The polling loop handles the three error codes the spec defines: authorization_pending (keep waiting), slow_down (back off and increase the interval by 5 seconds), and the terminal errors that stop polling.

The Telegram Bridge

With the callback mechanism in place, the Telegram bridge is just a script that registers a callback and uses the Telegram Bot API to deliver the code to you:

```python
import asyncio, os, sys, traceback
import httpx
from your_app.auth import AuthManager
from your_app.config import Settings

TELEGRAM_BOT_TOKEN = os.environ["TELEGRAM_BOT_TOKEN"]
TELEGRAM_CHAT_ID = os.environ["TELEGRAM_CHAT_ID"]

async def send_telegram(text: str) -> None:
    url = f"https://api.telegram.org/bot{TELEGRAM_BOT_TOKEN}/sendMessage"
    async with httpx.AsyncClient() as client:
        await client.post(url, json={
            "chat_id": TELEGRAM_CHAT_ID,
            "text": text,
            "parse_mode": "Markdown",
        }, timeout=30)

async def main() -> int:
    settings = Settings()
    auth = AuthManager(settings.client_id, settings.authority)

    if auth.is_signed_in():
        await send_telegram("Already authenticated.")
        return 0

    def on_device_code(info: dict) -> None:
        msg = (
            "*Auth Required*\n\n"
            f"Go to: {info['verification_uri']}\n"
            f"Enter code: `{info['user_code']}`\n\n"
            "Complete sign-in in your browser and I'll confirm when done."
        )
        try:
            asyncio.get_event_loop().create_task(send_telegram(msg))
        except RuntimeError:
            import requests
            requests.post(
                f"https://api.telegram.org/bot{TELEGRAM_BOT_TOKEN}/sendMessage",
                json={"chat_id": TELEGRAM_CHAT_ID, "text": msg, "parse_mode": "Markdown"},
                timeout=10,
            )

    auth.set_device_code_callback(on_device_code)
    try:
        user_info = await auth.sign_in()
        await send_telegram(f"*Signed in* as {user_info['name']} ({user_info['email']})")
        return 0
    except Exception as exc:
        await send_telegram(f"*Auth failed:* {exc}\n```{traceback.format_exc()[:800]}```")
        return 2

if __name__ == "__main__":
    sys.exit(asyncio.run(main()))
```

The OpenClaw Skill

On the OpenClaw side, a “skill” is a markdown file. When OpenClaw sees a trigger phrase in Telegram, it runs the associated shell command. The markdown file looks like this:


name: myapp-auth
description: Authenticate with the cloud service via device code flow, coordinated through Telegram.


## myapp-auth

Use this skill when the user sends “/auth”, “authenticate”, or “sign in”.

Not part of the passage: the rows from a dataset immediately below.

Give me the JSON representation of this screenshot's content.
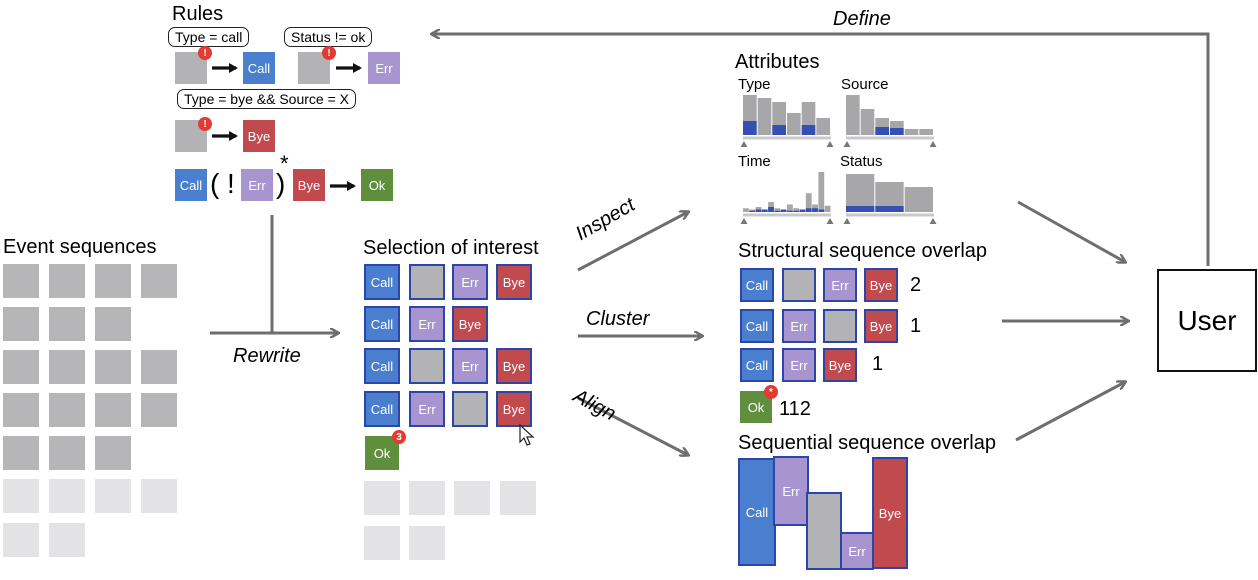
{
  "labels": {
    "rules": "Rules",
    "event_sequences": "Event sequences",
    "selection_of_interest": "Selection of interest",
    "attributes": "Attributes",
    "structural_overlap": "Structural sequence overlap",
    "sequential_overlap": "Sequential sequence overlap",
    "user": "User"
  },
  "actions": {
    "define": "Define",
    "rewrite": "Rewrite",
    "inspect": "Inspect",
    "cluster": "Cluster",
    "align": "Align"
  },
  "event_types": {
    "call": "Call",
    "err": "Err",
    "bye": "Bye",
    "ok": "Ok"
  },
  "rules": {
    "r1_condition": "Type = call",
    "r2_condition": "Status != ok",
    "r3_condition": "Type = bye && Source = X",
    "pattern_open": "(",
    "pattern_not": "!",
    "pattern_close": ")",
    "pattern_star": "*"
  },
  "warning_badge": "!",
  "selection": {
    "ok_badge": "3"
  },
  "attributes": {
    "type_label": "Type",
    "source_label": "Source",
    "time_label": "Time",
    "status_label": "Status",
    "histograms": {
      "type": {
        "total": [
          40,
          37,
          33,
          22,
          33,
          17
        ],
        "selected": [
          14,
          0,
          10,
          0,
          10,
          0
        ]
      },
      "source": {
        "total": [
          40,
          26,
          17,
          14,
          6,
          6
        ],
        "selected": [
          0,
          0,
          8,
          7,
          0,
          0
        ]
      },
      "time": {
        "total": [
          3,
          2,
          4,
          2,
          8,
          3,
          2,
          6,
          3,
          2,
          15,
          6,
          32,
          5
        ],
        "selected": [
          0,
          1,
          2,
          2,
          4,
          1,
          2,
          1,
          1,
          2,
          3,
          3,
          2,
          0
        ]
      },
      "status": {
        "total": [
          38,
          30,
          25
        ],
        "selected": [
          6,
          6,
          0
        ]
      }
    }
  },
  "structural": {
    "row1_count": "2",
    "row2_count": "1",
    "row3_count": "1",
    "ok_count": "112",
    "ok_badge": "*"
  },
  "colors": {
    "call": "#4a7fd0",
    "err": "#a895cf",
    "bye": "#c14a4f",
    "ok": "#5f8f3c",
    "blank": "#b3b3b6",
    "bar_total": "#a7a7aa",
    "bar_selected": "#3550b0",
    "arrow": "#6e6e6e"
  },
  "icons": {
    "warning": "warning-icon",
    "cursor": "cursor-icon"
  }
}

Run the following command and wait up to 360 seconds for it to complete.
The script sends the device code to the user via Telegram and confirms when done.

docker exec myapp-sidecar-1 python /app/scripts/telegram_auth.py

Summary

Device code flow is a mature, widely-supported OAuth2 pattern that maps naturally onto OpenClaw running in Docker container. With this pattern OpenClaw never handles your credentials. It gets scoped, revocable tokens from the identity provider, after you have authenticated in your own browser. A Telegram bot is all you need to coordinate the handoff of the temporary code.

The approach works for many use-cases across Microsoft accounts, Google, GitHub, AWS, Auth0, Okta and others. It supports exactly the kinds of personal automations that make an OpenClaw genuinely useful in daily life.